CONCLUSION: We remain skeptical of the optimism about the projected 4-5Mb/d full recovery in energy demand to 100Mb/d before year-end. The tug of war between the normal summer holiday travel demand pick-up and the 3-4Mb/d increase in crude oil supplies this year remains the key determinant of future energy consumption and crude oil prices. We see demand having picked up by around 2Mb/d before year-end which is less than the amount of production that will be brought on by OPEC (ex-Iran) alone. Between some OPEC cheating, US production growth and Iran adding 1Mb/d+ beginning sometime in August (once a new nuclear deal is concluded and sanctions removed), the additional product will be in excess of current demand and will build global inventories. This would endanger the OPEC bullish scenario for crude prices.

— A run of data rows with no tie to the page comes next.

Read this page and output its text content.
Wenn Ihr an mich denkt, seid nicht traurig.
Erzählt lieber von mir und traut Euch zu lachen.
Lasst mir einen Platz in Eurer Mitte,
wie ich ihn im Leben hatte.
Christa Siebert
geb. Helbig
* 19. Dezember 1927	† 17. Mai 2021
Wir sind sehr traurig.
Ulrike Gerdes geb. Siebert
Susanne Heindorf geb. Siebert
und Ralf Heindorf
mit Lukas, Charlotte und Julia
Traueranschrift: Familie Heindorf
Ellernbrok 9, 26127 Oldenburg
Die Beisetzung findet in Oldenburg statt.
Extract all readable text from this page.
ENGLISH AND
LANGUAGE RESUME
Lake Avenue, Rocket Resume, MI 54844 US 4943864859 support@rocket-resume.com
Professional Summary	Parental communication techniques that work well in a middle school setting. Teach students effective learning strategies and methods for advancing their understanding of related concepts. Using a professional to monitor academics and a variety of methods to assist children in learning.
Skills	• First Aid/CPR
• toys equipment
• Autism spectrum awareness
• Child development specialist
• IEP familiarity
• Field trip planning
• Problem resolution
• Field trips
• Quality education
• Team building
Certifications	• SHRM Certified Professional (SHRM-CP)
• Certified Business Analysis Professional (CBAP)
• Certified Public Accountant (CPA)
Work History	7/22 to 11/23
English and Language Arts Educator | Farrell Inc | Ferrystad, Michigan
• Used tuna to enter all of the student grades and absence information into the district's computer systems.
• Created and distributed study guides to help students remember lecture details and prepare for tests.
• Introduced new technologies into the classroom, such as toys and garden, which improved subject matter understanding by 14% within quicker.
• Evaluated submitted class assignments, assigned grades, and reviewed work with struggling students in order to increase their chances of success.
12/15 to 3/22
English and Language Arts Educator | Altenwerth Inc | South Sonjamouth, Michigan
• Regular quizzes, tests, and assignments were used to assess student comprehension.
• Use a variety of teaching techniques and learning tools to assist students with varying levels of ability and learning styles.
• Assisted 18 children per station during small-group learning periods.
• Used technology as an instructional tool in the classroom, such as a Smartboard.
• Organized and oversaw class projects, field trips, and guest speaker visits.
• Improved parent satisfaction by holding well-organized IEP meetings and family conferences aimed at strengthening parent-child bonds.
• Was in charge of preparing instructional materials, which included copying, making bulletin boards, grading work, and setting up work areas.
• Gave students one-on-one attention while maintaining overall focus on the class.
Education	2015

WTI crude oil prices have fallen today by US$1.95/b to US$73.30/b and down US$3/b over the last week due to the EIA report and the likely revised OPEC deal. A decline below US$67/b for WTI should start the corrective phase we have been forecasting. The current enthusiasm by speculative forces including hedge fund futures traders, appears to be like that seen in late 2018 just before OPEC entered another market share war. That’s when crude oil prices were at US$76.90/b in September and three months later, had declined to US$42.36/b, down by 45%. The price of crude now is above the pre-pandemic price of early 2020, yet demand is 3-4Mb/d less and OPEC is ramping up production while still having nearly 9Mb/d of spare capacity.
Energy Stock Market: The S&P/TSX Energy Index trades currently at 133 (down 12 points from 145 in mid-June or down so far by over 8%). A close below 132 should initiate the next sharp decline. An initial downside target after such a breach is down to the 111 area. The current stock market weakness is likely an additional catalyst for the energy sector to lose its current momentum and back off meaningfully. A revised OPEC deal with more production, Iran launching a large increase in volumes once sanctions are removed, and rising US production are all likely to drive WTI crude below US$60/b and energy related stocks should fall sharply. August could be a very nasty month for the sector.